Тут солдатик и нарисовался. Я его не заметил сразу. Солдатик меня тянет за рукав, тянет и говорит — пройдемте, дорогой товарищ, вас сам комендант аэродрома к себе требует. Я о плохом не думаю, топаю за солдатиком. Забор, поверх колючка, калитка. Постучал солдатик. Открыли. Вошли мы внутрь. Кто ворота открывал — коротконогий, большелобый, чернявой наружности — хитро на меня прищурился. И я заподозрил недоброе, но было поздно — замки защелкнулись. Чернявый ключи в карман и меня не ласково, а повелительно приглашает в помещение пройти. Иду, к драке готовлюсь. Комната с зелеными стенами, стол, стул, пепельница — полная банка окурков. За столом человек с погонами капитана. Капитан глядит на меня подленько: носом водит — воздух нюхает. Я еще подумал, может, он гаишник бывший, штраф с меня за «употребление на борту воздушного транспорта» хочет взять. Но он, мягко говоря, удивляет меня совершенно: «Вы оправлялись в неположенном месте, мне вас придется задержать до выяснения». — «Ты чего дурак! — так прямо без обиняков и совершенно нецензурно говорю. — Ты белены, капитан, объелся или над твоей башкой сегодня преодолела звуковой барьер эскадрилья штурмовиков?!» Упала у меня планка: ору на этого подлого капитана, матюгами его крою, не стесняюсь. В это самое время чернявый вмешался: стал мне про понятия намекать, дескать, не по понятиям веду беседу: «На Кавказе нельзя про мать плохо говорить!» — «Да пошел ты!» — я ему. Он зубами скрежещет. Я еще ж вдогон — крыса тыловая! Капитан мои документы рассмотрел, теребит в руках: понял уже, что не на того нарвались. Журналисты!.. Беды можно накликать. Пытается успокоить меня: «Отпускаем вас, только больше не мочитесь в неположенном». Чернявый разошелся — биться зовет на двор. Я ему: «Езжай, гад, за хребет, там характер свой показывай, там быстро мозги твои тыловые выправят!» — «Туда за хребет, — кричит в ответ чернявый, слюной брызжет, — едут со всей России бандиты, чтобы мучить и убивать кавказский народ!»

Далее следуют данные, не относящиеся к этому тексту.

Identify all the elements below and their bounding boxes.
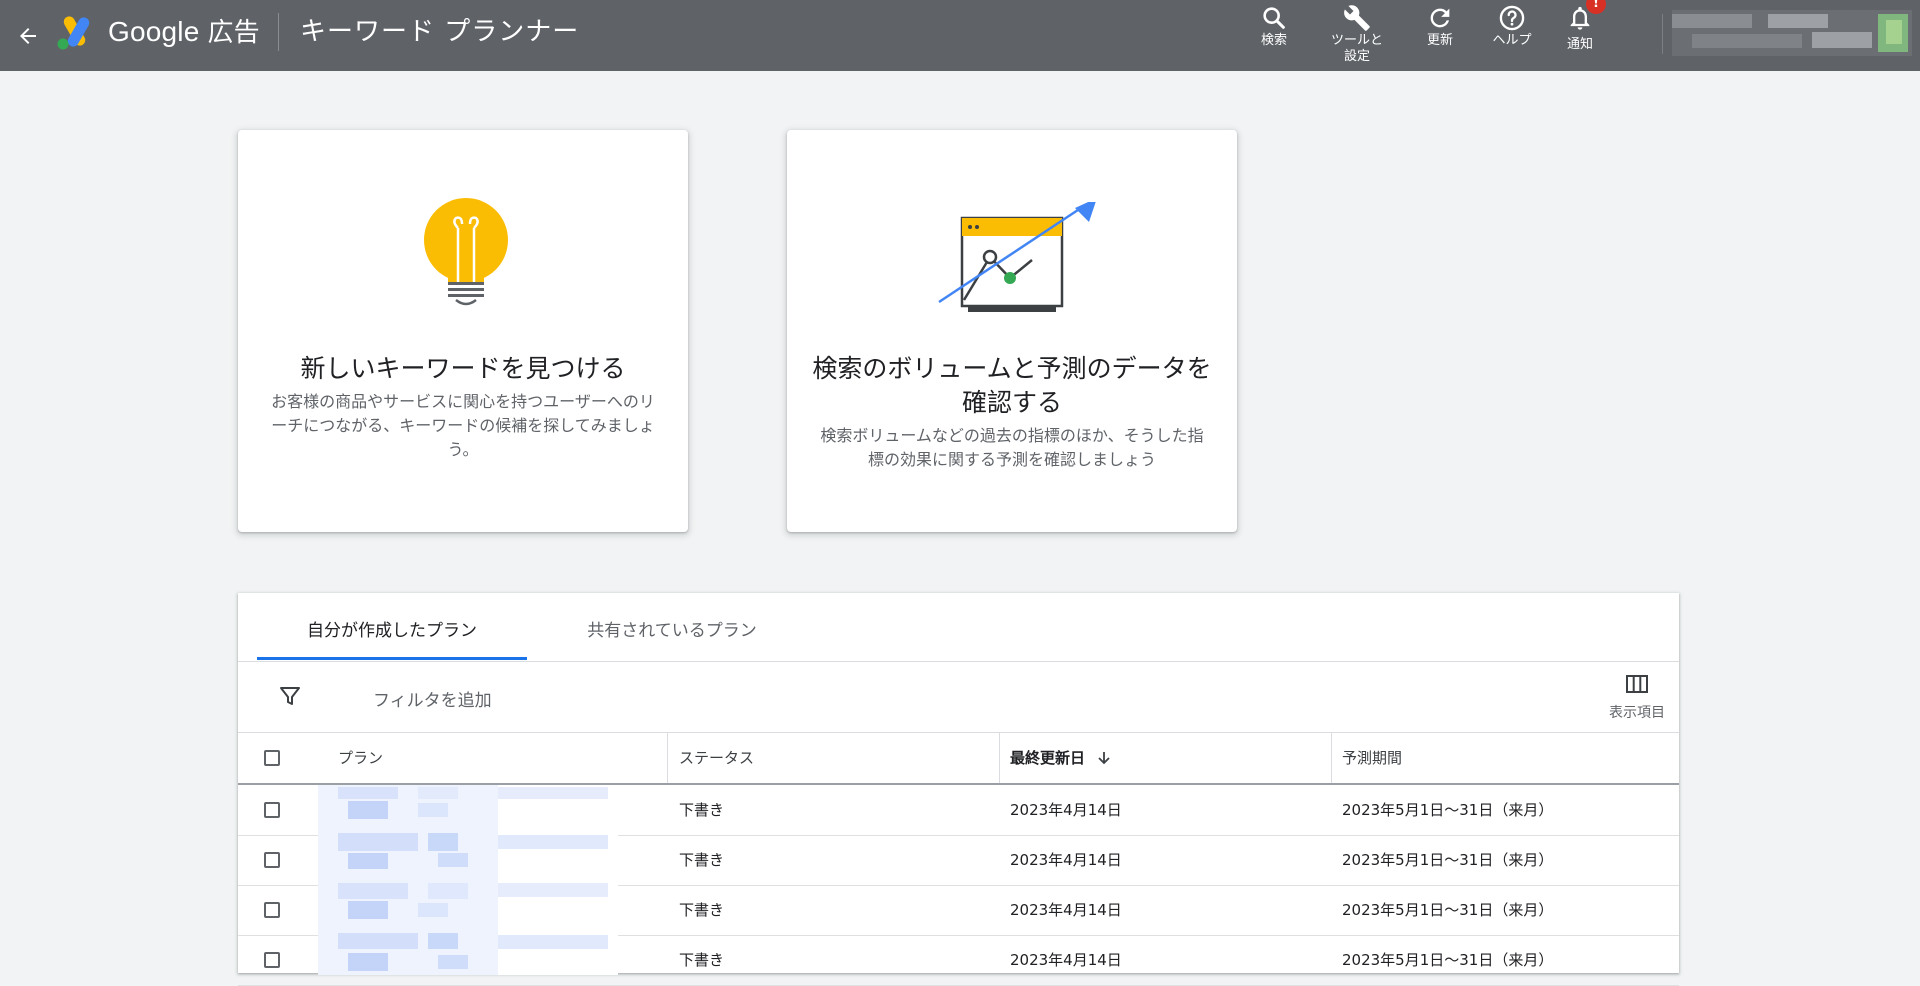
google-ads-logo[interactable] (55, 13, 97, 51)
top-bar: Google 広告 キーワード プランナー 検索 ツールと 設定 更新 ヘルプ … (0, 0, 1920, 71)
refresh-icon (1430, 8, 1450, 28)
row-period: 2023年5月1日〜31日（来月） (1342, 901, 1554, 919)
search-icon (1263, 7, 1285, 29)
tools-settings-label: ツールと 設定 (1330, 33, 1383, 64)
arrow-down-icon (1098, 752, 1110, 765)
notifications-button[interactable]: ! 通知 (1558, 0, 1606, 71)
brand-name: Google 広告 (108, 16, 260, 48)
wrench-icon (1344, 5, 1370, 31)
back-button[interactable] (8, 16, 48, 56)
filter-bar: フィルタを追加 表示項目 (238, 662, 1679, 733)
forecast-volume-card[interactable]: 検索のボリュームと予測のデータを確認する 検索ボリュームなどの過去の指標のほか、… (787, 130, 1237, 532)
header-plan[interactable]: プラン (338, 733, 383, 783)
help-label: ヘルプ (1492, 33, 1532, 48)
arrow-back-icon (20, 28, 36, 44)
row-updated: 2023年4月14日 (1010, 851, 1122, 869)
discover-keywords-card[interactable]: 新しいキーワードを見つける お客様の商品やサービスに関心を持つユーザーへのリーチ… (238, 130, 688, 532)
card-description: 検索ボリュームなどの過去の指標のほか、そうした指標の効果に関する予測を確認しまし… (820, 426, 1204, 469)
refresh-label: 更新 (1426, 33, 1453, 48)
notifications-label: 通知 (1566, 37, 1593, 52)
row-status: 下書き (679, 801, 725, 819)
active-tab-indicator (257, 657, 527, 660)
row-period: 2023年5月1日〜31日（来月） (1342, 851, 1554, 869)
row-checkbox[interactable] (264, 802, 280, 818)
header-last-updated[interactable]: 最終更新日 (1010, 733, 1112, 783)
header-forecast-period[interactable]: 予測期間 (1342, 733, 1402, 783)
card-description: お客様の商品やサービスに関心を持つユーザーへのリーチにつながる、キーワードの候補… (271, 392, 655, 459)
row-checkbox[interactable] (264, 902, 280, 918)
row-period: 2023年5月1日〜31日（来月） (1342, 951, 1554, 969)
plans-tabs: 自分が作成したプラン 共有されているプラン (238, 593, 1679, 662)
help-icon (1499, 5, 1525, 31)
column-divider (1331, 733, 1332, 783)
chart-trend-icon (938, 202, 1096, 312)
row-period: 2023年5月1日〜31日（来月） (1342, 801, 1554, 819)
notification-badge: ! (1586, 0, 1606, 14)
tab-my-plans[interactable]: 自分が作成したプラン (257, 593, 527, 661)
help-button[interactable]: ヘルプ (1486, 0, 1538, 71)
refresh-button[interactable]: 更新 (1418, 0, 1462, 71)
row-status: 下書き (679, 851, 725, 869)
plans-panel: 自分が作成したプラン 共有されているプラン フィルタを追加 表示項目 プラン ス… (238, 593, 1679, 986)
account-switcher-redacted[interactable] (1672, 10, 1912, 56)
columns-label: 表示項目 (1609, 705, 1665, 721)
plan-names-redacted[interactable] (318, 785, 618, 975)
row-status: 下書き (679, 951, 725, 969)
card-title: 検索のボリュームと予測のデータを確認する (812, 354, 1212, 417)
add-filter-input[interactable]: フィルタを追加 (373, 686, 492, 711)
row-checkbox[interactable] (264, 952, 280, 968)
account-divider (1662, 14, 1663, 54)
lightbulb-icon (424, 198, 508, 306)
columns-icon (1626, 675, 1648, 693)
tools-settings-button[interactable]: ツールと 設定 (1322, 0, 1392, 71)
row-checkbox[interactable] (264, 852, 280, 868)
header-status[interactable]: ステータス (679, 733, 754, 783)
row-updated: 2023年4月14日 (1010, 951, 1122, 969)
page-title: キーワード プランナー (300, 17, 580, 47)
search-button[interactable]: 検索 (1252, 0, 1296, 71)
column-divider (667, 733, 668, 783)
search-label: 検索 (1260, 33, 1287, 48)
card-title: 新しいキーワードを見つける (300, 354, 626, 383)
row-updated: 2023年4月14日 (1010, 901, 1122, 919)
tab-shared-plans[interactable]: 共有されているプラン (537, 593, 807, 661)
header-divider (278, 13, 279, 51)
row-status: 下書き (679, 901, 725, 919)
columns-button[interactable]: 表示項目 (1609, 674, 1665, 722)
column-divider (999, 733, 1000, 783)
filter-icon[interactable] (278, 684, 302, 708)
table-header: プラン ステータス 最終更新日 予測期間 (238, 733, 1679, 785)
row-updated: 2023年4月14日 (1010, 801, 1122, 819)
select-all-checkbox[interactable] (264, 750, 280, 766)
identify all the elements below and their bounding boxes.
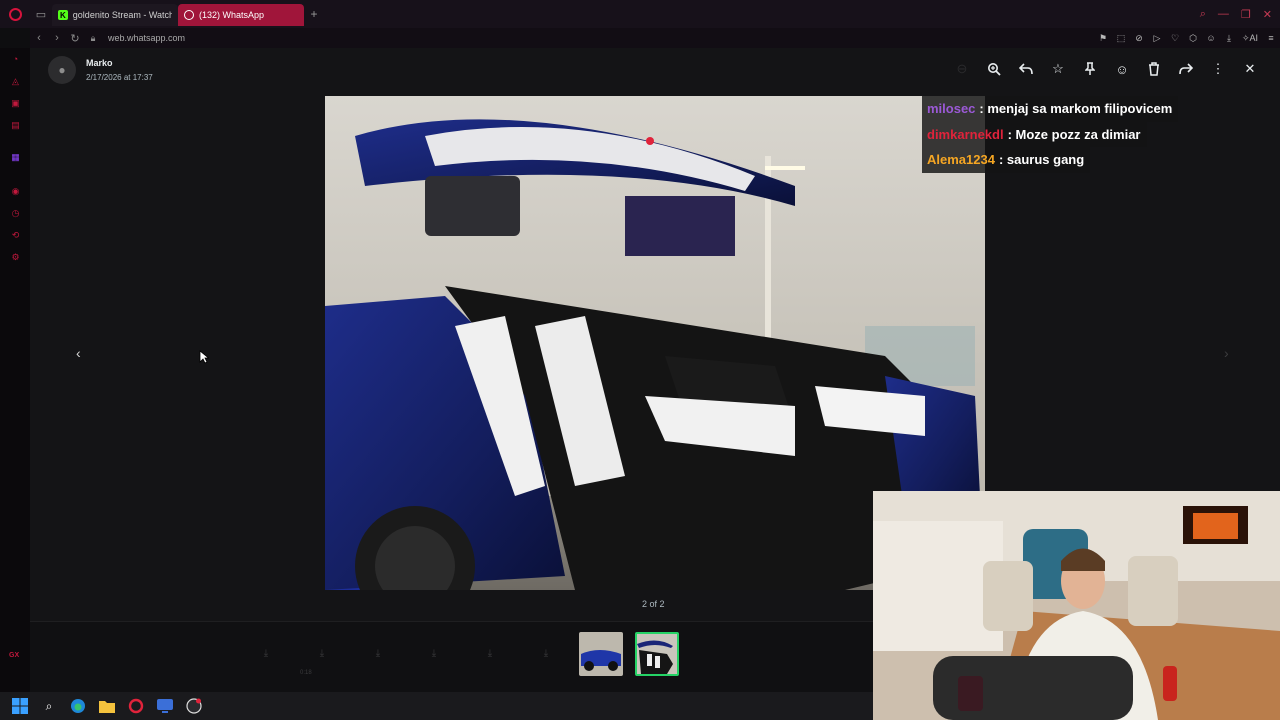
download-icon[interactable]: ⤓ — [315, 648, 329, 662]
windows-taskbar: ⌕ — [0, 692, 873, 720]
search-icon[interactable]: ⌕ — [40, 697, 58, 715]
snapshot-icon[interactable]: ⬚ — [1116, 33, 1126, 44]
twitch-icon[interactable]: ▦ — [10, 152, 21, 163]
video-duration: 0:18 — [300, 670, 312, 676]
download-icon[interactable]: ⤓ — [539, 648, 553, 662]
close-window-button[interactable]: ✕ — [1263, 8, 1272, 21]
player-icon[interactable]: ▷ — [1152, 33, 1162, 44]
reply-icon[interactable] — [1010, 58, 1042, 80]
download-icon[interactable]: ⤓ — [483, 648, 497, 662]
gx-control-icon[interactable]: ◔ — [10, 54, 21, 65]
tab-overview-icon[interactable]: ▭ — [30, 0, 52, 28]
chat-username: milosec — [927, 101, 976, 117]
download-icon[interactable]: ⤓ — [371, 648, 385, 662]
zoom-out-icon: ⊖ — [956, 61, 968, 76]
gx-logo: GX — [9, 652, 20, 659]
extensions-sidebar-icon[interactable]: ⟲ — [10, 230, 21, 241]
download-icon[interactable]: ⤓ — [259, 648, 273, 662]
gx-corner-icon[interactable]: ◬ — [10, 76, 21, 87]
forward-icon[interactable] — [1170, 58, 1202, 80]
sender-name: Marko — [86, 58, 113, 68]
bookmark-icon[interactable]: ⚑ — [1098, 33, 1108, 44]
chat-message: milosec : menjaj sa markom filipovicem — [922, 96, 1179, 122]
player-sidebar-icon[interactable]: ◉ — [10, 186, 21, 197]
remote-desktop-icon[interactable] — [156, 697, 174, 715]
heart-icon[interactable]: ♡ — [1170, 33, 1180, 44]
obs-icon[interactable] — [185, 697, 203, 715]
delete-icon[interactable] — [1138, 58, 1170, 80]
opera-sidebar: ◔ ◬ ▣ ▤ ▦ ◉ ◷ ⟲ ⚙ GX — [0, 48, 30, 692]
easy-setup-icon[interactable]: ≡ — [1266, 33, 1276, 43]
history-icon[interactable]: ◷ — [10, 208, 21, 219]
settings-icon[interactable]: ⚙ — [10, 252, 21, 263]
pin-icon[interactable] — [1074, 58, 1106, 80]
profile-icon[interactable]: ☺ — [1206, 33, 1216, 43]
next-media-button[interactable]: › — [1224, 345, 1229, 361]
chat-text: : Moze pozz za dimiar — [1007, 126, 1141, 142]
avatar: ● — [48, 56, 76, 84]
download-icon[interactable]: ⤓ — [427, 648, 441, 662]
media-counter: 2 of 2 — [642, 599, 665, 609]
chat-message: dimkarnekdl : Moze pozz za dimiar — [922, 121, 1147, 147]
tab-kick[interactable]: K goldenito Stream - Watch — [52, 4, 178, 26]
file-explorer-icon[interactable] — [98, 697, 116, 715]
more-icon[interactable]: ⋮ — [1202, 58, 1234, 80]
back-icon[interactable]: ‹ — [30, 32, 48, 44]
message-timestamp: 2/17/2026 at 17:37 — [86, 73, 153, 82]
emoji-icon[interactable]: ☺ — [1106, 58, 1138, 80]
viewer-toolbar: ⊖ ☆ ☺ ⋮ ✕ — [946, 58, 1266, 80]
minimize-button[interactable]: — — [1218, 8, 1229, 20]
extensions-icon[interactable]: ⬡ — [1188, 33, 1198, 44]
media-thumbnail-selected[interactable] — [635, 632, 679, 676]
aria-ai-icon[interactable]: ✧AI — [1242, 33, 1258, 44]
edge-icon[interactable] — [69, 697, 87, 715]
browser-tab-bar: ▭ K goldenito Stream - Watch (132) Whats… — [0, 0, 1280, 28]
maximize-button[interactable]: ❐ — [1241, 8, 1251, 21]
tab-title: (132) WhatsApp — [199, 10, 265, 20]
search-icon[interactable]: ⌕ — [1200, 8, 1206, 21]
chat-text: : saurus gang — [998, 152, 1085, 168]
chat-username: Alema1234 — [927, 152, 995, 168]
adblock-icon[interactable]: ⊘ — [1134, 33, 1144, 44]
forward-icon[interactable]: › — [48, 32, 66, 44]
mouse-cursor-icon — [199, 350, 209, 364]
chat-text: : menjaj sa markom filipovicem — [979, 101, 1173, 117]
new-tab-button[interactable]: + — [304, 3, 324, 25]
windows-start-icon[interactable] — [11, 697, 29, 715]
webcam-overlay — [873, 491, 1280, 720]
previous-media-button[interactable]: ‹ — [76, 345, 81, 361]
tab-whatsapp[interactable]: (132) WhatsApp — [178, 4, 304, 26]
close-icon[interactable]: ✕ — [1234, 58, 1266, 80]
sender-info[interactable]: ● Marko 2/17/2026 at 17:37 — [48, 56, 153, 84]
zoom-in-icon[interactable] — [978, 58, 1010, 80]
whatsapp-icon — [184, 10, 194, 20]
chat-message: Alema1234 : saurus gang — [922, 147, 1091, 173]
address-bar: ‹ › ↻ 🔒︎ web.whatsapp.com ⚑ ⬚ ⊘ ▷ ♡ ⬡ ☺ … — [30, 28, 1280, 48]
tab-title: goldenito Stream - Watch — [72, 10, 172, 20]
opera-gx-icon[interactable] — [127, 697, 145, 715]
opera-menu-icon[interactable] — [0, 0, 30, 28]
chat-username: dimkarnekdl — [927, 126, 1004, 142]
download-icon[interactable]: ⤓ — [1224, 33, 1234, 44]
stream-chat-overlay: milosec : menjaj sa markom filipovicem d… — [922, 96, 1264, 173]
star-icon[interactable]: ☆ — [1042, 58, 1074, 80]
messenger-icon[interactable]: ▣ — [10, 98, 21, 109]
reload-icon[interactable]: ↻ — [66, 32, 84, 45]
kick-icon: K — [58, 10, 68, 20]
discord-icon[interactable]: ▤ — [10, 120, 21, 131]
lock-icon: 🔒︎ — [90, 32, 96, 43]
url-field[interactable]: web.whatsapp.com — [108, 33, 185, 43]
media-thumbnail[interactable] — [579, 632, 623, 676]
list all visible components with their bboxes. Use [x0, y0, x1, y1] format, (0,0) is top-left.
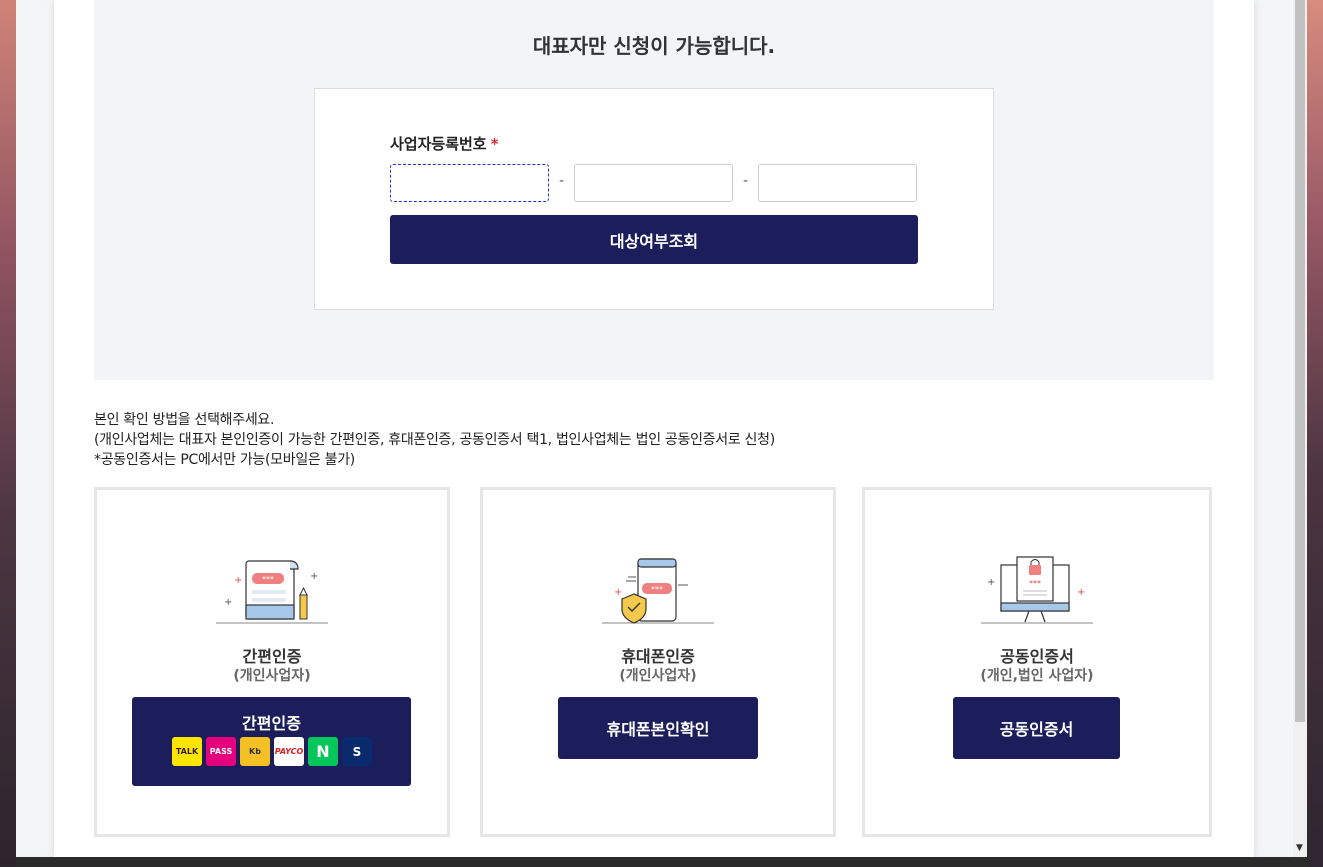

Капитан на мне повис; я крою по маме, стараюсь, чтоб побольней зацепить — за самое живое кавказское! Чернявый рыдает от ненависти. Я рычу.
Отпустили меня.
Капитан оказался начальником гауптвахты — никаким не комендантом аэродрома, а чернявый — помощник его — сержант, осетин. Они таким способом на жизнь себе зарабатывали: хватали подпитых солдат, что с войны ехали домой, и вымогали у тех деньги. Им солдаты даже гранаты бросали в гаупвахту за забор. Да живучие оба были — как всякое дерьмо в человечьей плоти.